Doors cracked open in near unison, soft thuds swallowed by the weather. Harper slid out first, pulling her rifle from the rack in one smooth motion before her boots touched the wet asphalt. Brock was a shadow at her shoulder, muzzle down, checking the street with a slow sweep.

At the rear, Mason hauled his weapon from the clamps, racking it once before settling into guard. Vale slung his pack from the cargo bay and pulled his rifle free, grin flashing sharp in the gloom. Price moved last, lifting the crate of mags out long enough to strip his own load before shoving the rest back into place for resupply.

The Tahoe's doors closed soft, almost gentle, five armored figures now standing in the rain. Around them the rest of the convoy was doing the same—Knuckles' crew at the lead hatch hauling breaching charges, Ryker's men spilling into the alley with rifles held low, others stacking tight against fences and walls. Engines had gone silent, but the weight of the Syndicate pressed into the block all the same, a dozen trucks worth of bodies kitted up and ready to strike.

Brock tugged his comm once and pitched his voice low. "Stack up. We move on Knuckles."

Knuckles stood in the shadow of his Tahoe, plate carrier snug, stopwatch cold in his palm. "We're on the door. Gunner, Cole—charges prepped and set fast. Briggs, you hold the corner, nothing slips by. Jensen, you stay glued to me on the cord. We go loud when I drop my hand. No hesitation, no chatter. In, clear, burn it down."
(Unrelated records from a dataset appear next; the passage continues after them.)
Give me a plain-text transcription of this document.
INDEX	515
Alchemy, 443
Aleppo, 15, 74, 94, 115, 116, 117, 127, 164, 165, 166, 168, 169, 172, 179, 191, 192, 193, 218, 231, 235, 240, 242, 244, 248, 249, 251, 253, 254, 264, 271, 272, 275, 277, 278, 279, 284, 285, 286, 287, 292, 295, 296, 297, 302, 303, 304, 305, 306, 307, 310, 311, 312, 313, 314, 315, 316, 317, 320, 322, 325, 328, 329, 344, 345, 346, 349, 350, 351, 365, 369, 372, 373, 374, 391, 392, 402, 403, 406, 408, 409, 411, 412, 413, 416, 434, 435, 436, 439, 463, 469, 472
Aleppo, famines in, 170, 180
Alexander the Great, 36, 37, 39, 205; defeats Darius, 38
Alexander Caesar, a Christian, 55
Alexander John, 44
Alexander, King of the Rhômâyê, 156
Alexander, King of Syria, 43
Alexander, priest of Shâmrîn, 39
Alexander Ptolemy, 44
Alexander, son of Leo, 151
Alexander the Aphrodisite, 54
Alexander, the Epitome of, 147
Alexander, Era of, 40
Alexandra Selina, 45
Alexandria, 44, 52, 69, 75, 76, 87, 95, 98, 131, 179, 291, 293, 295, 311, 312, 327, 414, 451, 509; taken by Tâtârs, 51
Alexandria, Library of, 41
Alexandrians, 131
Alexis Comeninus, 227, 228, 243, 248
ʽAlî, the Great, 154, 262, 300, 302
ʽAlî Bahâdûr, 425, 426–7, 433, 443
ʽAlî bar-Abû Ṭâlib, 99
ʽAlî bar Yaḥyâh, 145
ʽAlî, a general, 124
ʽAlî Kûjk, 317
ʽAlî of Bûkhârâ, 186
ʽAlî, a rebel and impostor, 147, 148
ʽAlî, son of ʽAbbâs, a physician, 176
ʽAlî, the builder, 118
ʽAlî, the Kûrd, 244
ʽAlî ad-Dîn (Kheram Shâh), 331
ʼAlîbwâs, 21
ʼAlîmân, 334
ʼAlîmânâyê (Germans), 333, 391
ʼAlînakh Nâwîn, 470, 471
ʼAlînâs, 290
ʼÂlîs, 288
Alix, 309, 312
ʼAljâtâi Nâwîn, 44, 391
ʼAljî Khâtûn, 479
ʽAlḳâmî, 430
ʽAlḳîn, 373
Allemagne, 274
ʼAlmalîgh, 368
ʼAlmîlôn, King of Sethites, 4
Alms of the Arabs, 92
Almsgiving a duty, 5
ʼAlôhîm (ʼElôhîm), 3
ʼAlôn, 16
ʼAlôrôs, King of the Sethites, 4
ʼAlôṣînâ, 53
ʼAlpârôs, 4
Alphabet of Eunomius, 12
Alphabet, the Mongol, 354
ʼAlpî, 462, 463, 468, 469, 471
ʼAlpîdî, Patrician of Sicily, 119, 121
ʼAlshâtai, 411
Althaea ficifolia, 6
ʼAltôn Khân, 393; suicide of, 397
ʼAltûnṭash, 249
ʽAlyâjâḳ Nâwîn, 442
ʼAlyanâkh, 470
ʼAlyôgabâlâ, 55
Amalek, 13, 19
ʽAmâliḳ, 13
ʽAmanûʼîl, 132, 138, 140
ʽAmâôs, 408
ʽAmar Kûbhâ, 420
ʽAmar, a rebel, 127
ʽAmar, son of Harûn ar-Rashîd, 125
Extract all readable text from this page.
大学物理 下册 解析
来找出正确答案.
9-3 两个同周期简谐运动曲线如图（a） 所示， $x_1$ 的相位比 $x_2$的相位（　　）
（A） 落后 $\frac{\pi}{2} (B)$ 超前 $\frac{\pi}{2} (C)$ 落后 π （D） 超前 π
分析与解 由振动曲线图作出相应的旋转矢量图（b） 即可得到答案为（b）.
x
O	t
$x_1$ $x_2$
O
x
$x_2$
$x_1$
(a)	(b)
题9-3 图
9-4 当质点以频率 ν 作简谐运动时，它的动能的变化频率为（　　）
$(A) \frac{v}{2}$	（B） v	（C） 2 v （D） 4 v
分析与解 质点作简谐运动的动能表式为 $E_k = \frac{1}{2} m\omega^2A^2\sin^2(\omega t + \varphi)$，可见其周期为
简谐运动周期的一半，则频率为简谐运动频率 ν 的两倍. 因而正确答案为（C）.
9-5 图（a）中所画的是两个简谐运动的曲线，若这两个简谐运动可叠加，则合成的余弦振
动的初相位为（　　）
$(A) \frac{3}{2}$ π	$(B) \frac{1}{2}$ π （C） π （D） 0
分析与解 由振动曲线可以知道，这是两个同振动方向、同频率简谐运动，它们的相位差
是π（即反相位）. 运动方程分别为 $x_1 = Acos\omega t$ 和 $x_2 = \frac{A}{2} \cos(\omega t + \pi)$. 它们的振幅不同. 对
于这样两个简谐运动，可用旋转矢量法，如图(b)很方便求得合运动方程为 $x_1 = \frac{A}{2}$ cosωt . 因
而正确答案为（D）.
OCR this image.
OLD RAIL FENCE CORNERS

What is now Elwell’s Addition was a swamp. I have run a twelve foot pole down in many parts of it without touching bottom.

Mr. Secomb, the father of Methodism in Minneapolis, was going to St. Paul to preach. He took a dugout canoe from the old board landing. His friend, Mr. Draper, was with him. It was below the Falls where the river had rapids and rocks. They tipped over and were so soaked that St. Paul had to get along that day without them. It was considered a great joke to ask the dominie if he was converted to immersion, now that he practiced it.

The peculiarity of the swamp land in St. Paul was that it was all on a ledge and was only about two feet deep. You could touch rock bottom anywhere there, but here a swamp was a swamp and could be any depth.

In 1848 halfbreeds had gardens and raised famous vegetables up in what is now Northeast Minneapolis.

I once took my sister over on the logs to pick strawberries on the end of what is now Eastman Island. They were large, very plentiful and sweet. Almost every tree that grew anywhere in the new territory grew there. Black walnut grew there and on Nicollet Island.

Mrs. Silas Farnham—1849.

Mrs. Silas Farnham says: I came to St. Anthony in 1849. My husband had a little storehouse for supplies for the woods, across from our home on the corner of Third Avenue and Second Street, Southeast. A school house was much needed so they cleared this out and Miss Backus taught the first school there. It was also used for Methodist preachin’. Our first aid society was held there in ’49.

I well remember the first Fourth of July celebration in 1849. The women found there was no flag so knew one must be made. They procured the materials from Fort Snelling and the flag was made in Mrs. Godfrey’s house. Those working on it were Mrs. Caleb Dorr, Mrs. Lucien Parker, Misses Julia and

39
Four nods in the rain. Gunner swung the hatch, Cole hauling out the charge plates, black tape dangling from his fist. Briggs rolled his shoulders once and took position at the mouth of the alley, rifle angled steady. Jensen scooped the cord and clutched the detonator like it was alive.

Knuckles moved first, boots silent on wet pavement, stopwatch clipped back to his vest. He pressed in at the roll-up, palm flat against the cold steel, then glanced once over his shoulder at the line of Syndicate SUVs stacked behind them. His fist went up—the signal to lock still.

Gunner and Cole slapped the plates into place, tape tearing loud in the rain. Jensen fed the cord out quick, eyes on Knuckles' back. Briggs' rifle swept left, then right, steady as stone.

Knuckles dropped his hand.

The charges blew, a concussive rip that punched the block apart, steel screaming as the doors were hurled inward in a storm of sparks and smoke.